SCRITCH, SMACK, SWPPFT, CRACK et le travail des FOLEY ARTISTS

Ces néologismes extraits de bandes dessinées illustrent bien la variété des sons qui nous entourent dans notre vie quotidienne. Comment le cinéma va-t-il en rendre compte?

Prise de son directe, oui. Certains cinéastes s’en enorgueillissent. C’est le principe même de ce qu’on appelait dans les années 50 « le Cinéma Vérité ». Inconvénient: le résultat est souvent décevant dans les films de fiction. La machine traduit mal ce que l’oreille a perçu au moment de l’enregistrement. Or, l’apport sonore dans un film, c’est à dire les voix, les bruits, la musique, est depuis 1927 de première importance dans l’effet cinéma.

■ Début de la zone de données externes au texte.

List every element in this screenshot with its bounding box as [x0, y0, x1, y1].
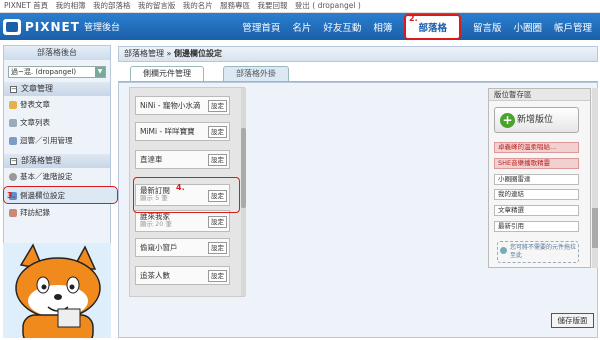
sidebar-item-post-list[interactable]: 文章列表 — [4, 114, 110, 132]
pixnet-logo-icon — [3, 18, 21, 35]
scrollbar-thumb[interactable] — [241, 128, 246, 208]
breadcrumb-separator: » — [166, 49, 172, 58]
scrollbar-thumb[interactable] — [592, 208, 598, 248]
breadcrumb: 部落格管理 » 側邊欄位設定 — [118, 46, 598, 62]
sidebar-item-label: 拜訪紀錄 — [20, 208, 50, 217]
gear-icon — [9, 173, 17, 181]
main-header: PIXNET 管理後台 管理首頁 名片 好友互動 相簿 部落格 留言版 小圈圈 … — [0, 13, 600, 40]
stored-widget[interactable]: 文章精選 — [494, 205, 579, 216]
sidebar-item-label: 文章列表 — [20, 118, 50, 127]
tab-blog-plugins[interactable]: 部落格外掛 — [223, 66, 289, 81]
sidebar-title: 部落格後台 — [4, 46, 110, 60]
topbar-link-report[interactable]: 我要回報 — [258, 1, 288, 10]
add-widget-button[interactable]: + 新增版位 — [494, 107, 579, 133]
topbar-link-home[interactable]: PIXNET 首頁 — [4, 1, 48, 10]
nav-circle[interactable]: 小圈圈 — [513, 20, 542, 34]
comment-icon — [9, 137, 17, 145]
widget-settings-button[interactable]: 設定 — [208, 100, 227, 112]
topbar-link-guestbook[interactable]: 我的留言版 — [138, 1, 176, 10]
topbar-link-blog[interactable]: 我的部落格 — [93, 1, 131, 10]
widget-item[interactable]: 追茶人數 設定 — [135, 266, 230, 285]
tab-bar: 側欄元件管理 部落格外掛 — [118, 62, 598, 82]
widget-item[interactable]: NiNi - 寵物小水滴 設定 — [135, 96, 230, 115]
stored-widget[interactable]: SHE音樂播歌精靈 — [494, 158, 579, 169]
blog-select-value: 過~混. (dropangel) — [11, 68, 77, 76]
collapse-icon[interactable]: − — [10, 158, 17, 165]
widget-name: 直達車 — [140, 155, 163, 164]
stored-widget[interactable]: 最新引用 — [494, 221, 579, 232]
panel-title: 版位暫存區 — [489, 89, 590, 101]
stored-widget[interactable]: 小圈圈雷達 — [494, 174, 579, 185]
topbar-link-logout[interactable]: 登出 ( dropangel ) — [295, 1, 361, 10]
tab-sidebar-widgets[interactable]: 側欄元件管理 — [130, 66, 204, 81]
widget-name: NiNi - 寵物小水滴 — [140, 101, 201, 110]
column-scrollbar[interactable] — [241, 88, 246, 296]
widget-settings-button[interactable]: 設定 — [208, 242, 227, 254]
section-article-management[interactable]: − 文章管理 — [4, 82, 110, 96]
fox-mascot-image — [3, 243, 111, 338]
widget-item[interactable]: 直達車 設定 — [135, 150, 230, 169]
sidebar-item-label: 發表文章 — [20, 100, 50, 109]
section-blog-management[interactable]: − 部落格管理 — [4, 154, 110, 168]
drop-zone-text: 您可將不需要的元件拖拉至此 — [510, 244, 577, 259]
widget-settings-button[interactable]: 設定 — [208, 154, 227, 166]
sidebar-item-new-post[interactable]: 發表文章 — [4, 96, 110, 114]
widget-name: 偷窺小窗戶 — [140, 243, 178, 252]
sidebar-item-label: 迴響／引用管理 — [20, 136, 73, 145]
widget-name: MiMi - 咩咩寶寶 — [140, 127, 195, 136]
arrow-icon — [500, 247, 507, 254]
nav-friends[interactable]: 好友互動 — [323, 20, 361, 34]
stored-widget[interactable]: 卓義峰的溫柔唱給... — [494, 142, 579, 153]
pixnet-logo[interactable]: PIXNET 管理後台 — [3, 17, 120, 36]
logo-text: PIXNET — [25, 19, 80, 34]
drop-zone-hint: 您可將不需要的元件拖拉至此 — [497, 241, 579, 263]
sidebar-item-label: 基本／進階設定 — [20, 172, 73, 181]
annotation-step-3: 3. — [7, 191, 16, 200]
top-utility-bar: PIXNET 首頁 我的相簿 我的部落格 我的留言版 我的名片 服務專區 我要回… — [0, 0, 600, 13]
sidebar-column: NiNi - 寵物小水滴 設定 MiMi - 咩咩寶寶 設定 直達車 設定 最新… — [129, 87, 246, 297]
sidebar-item-basic-settings[interactable]: 基本／進階設定 — [4, 168, 110, 186]
breadcrumb-current: 側邊欄位設定 — [174, 49, 222, 58]
add-widget-label: 新增版位 — [517, 115, 554, 125]
fox-mascot-icon — [3, 243, 111, 338]
widget-item[interactable]: 誰來我家 顯示 20 筆 設定 — [135, 210, 230, 232]
blog-select[interactable]: 過~混. (dropangel) ▼ — [8, 66, 106, 78]
widget-count: 顯示 20 筆 — [140, 220, 172, 228]
chevron-down-icon[interactable]: ▼ — [95, 67, 105, 77]
nav-card[interactable]: 名片 — [292, 20, 311, 34]
sidebar-item-label: 側邊欄位設定 — [20, 191, 65, 200]
widget-settings-button[interactable]: 設定 — [208, 270, 227, 282]
pencil-icon — [9, 101, 17, 109]
widget-settings-button[interactable]: 設定 — [208, 126, 227, 138]
stored-widget[interactable]: 我的連結 — [494, 189, 579, 200]
page-scrollbar[interactable] — [592, 88, 598, 268]
nav-admin-home[interactable]: 管理首頁 — [242, 20, 280, 34]
nav-account[interactable]: 帳戶管理 — [554, 20, 592, 34]
nav-guestbook[interactable]: 留言版 — [473, 20, 502, 34]
section-label: 部落格管理 — [21, 156, 61, 165]
footprint-icon — [9, 209, 17, 217]
sidebar-item-sidebar-settings[interactable]: 側邊欄位設定 — [3, 186, 118, 204]
logo-subtitle: 管理後台 — [83, 23, 120, 33]
plus-icon: + — [500, 113, 515, 128]
collapse-icon[interactable]: − — [10, 86, 17, 93]
annotation-step-4: 4. — [176, 183, 185, 192]
widget-settings-button[interactable]: 設定 — [208, 216, 227, 228]
widget-item[interactable]: MiMi - 咩咩寶寶 設定 — [135, 122, 230, 141]
topbar-link-card[interactable]: 我的名片 — [183, 1, 213, 10]
sidebar-item-comments[interactable]: 迴響／引用管理 — [4, 132, 110, 150]
widget-storage-panel: 版位暫存區 + 新增版位 卓義峰的溫柔唱給... SHE音樂播歌精靈 小圈圈雷達… — [488, 88, 591, 268]
annotation-step-2: 2. — [409, 14, 418, 23]
highlight-box — [133, 177, 240, 213]
section-label: 文章管理 — [21, 84, 53, 93]
sidebar-item-visit-log[interactable]: 拜訪紀錄 — [4, 204, 110, 222]
save-layout-button[interactable]: 儲存版面 — [551, 313, 594, 328]
document-icon — [9, 119, 17, 127]
topbar-link-service[interactable]: 服務專區 — [220, 1, 250, 10]
nav-album[interactable]: 相簿 — [373, 20, 392, 34]
widget-item[interactable]: 偷窺小窗戶 設定 — [135, 238, 230, 257]
breadcrumb-root[interactable]: 部落格管理 — [124, 49, 164, 58]
widget-name: 追茶人數 — [140, 271, 170, 280]
topbar-link-album[interactable]: 我的相簿 — [56, 1, 86, 10]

Robert Bresson y consacre des pages de ses Notes sur le cinématographe:  » Lorsqu’un son peut remplacer une image, supprimer l’image ou la neutraliser, l’oreille va davantage vers le dedans, l’œil vers le dehors ». Plus récemment et plus utilitariste, Georges Lucas affirme que « 50% de l’effet cinématographique vient du son. » C’est alors qu’intervient pour de très nombreux films ( pas ceux  que préconise Bresson ! ) le bruiteur, celui que les films américains appellent le « Foley Artist« .

Jack Foley
Universal City, 1955
Courtesy of Cathi Foley Clark

Si vous êtes un vrai cinéphile, patient et consciencieux, vous avez repéré la fréquence de ce métier dans les interminables post-génériques des blockbusters. D’où vient ce nom? Jack Foley travaillait pour les studios Universal dans les années 1920. Il fut le premier bruiteur à constituer un vrai studio d’enregistrement de sons provenant d’instruments divers et hétéroclites à incorporer dans la bande-son du film en post-production. Un travail qui conserve toute son utilité malgré les apports numériques d’aujourd’hui.

 

Le foley artist a recours à toutes sortes d’objets pour reproduire, imiter, amplifier ce que montre l’image. Anna Wiener, dans un récent article de magazine américain, The New Yorker, nous assure, après avoir enquêté dans les milieux professionnels, que presser une peau de chamois mouillée est idéale pour illustrer le flot de sang qui jaillit d’un corps poignardé, et que les branches de cèleri que l’on craque reproduisent parfaitement un os que l’on brise. Le maniement de ces substituts est complexe. C’est pourquoi les bruiteurs travaillent souvent en duo (quatre mains disponibles).

 

 

Le domaine sonore est immense.

Anna Wiener distingue les sons  hingey, ticky, boxy, zippy or clacky, tonal,tasty, punchy, splattery, spanky, poofy, slimy, nebby etc…  A vos dictionnaires, et bonne chance!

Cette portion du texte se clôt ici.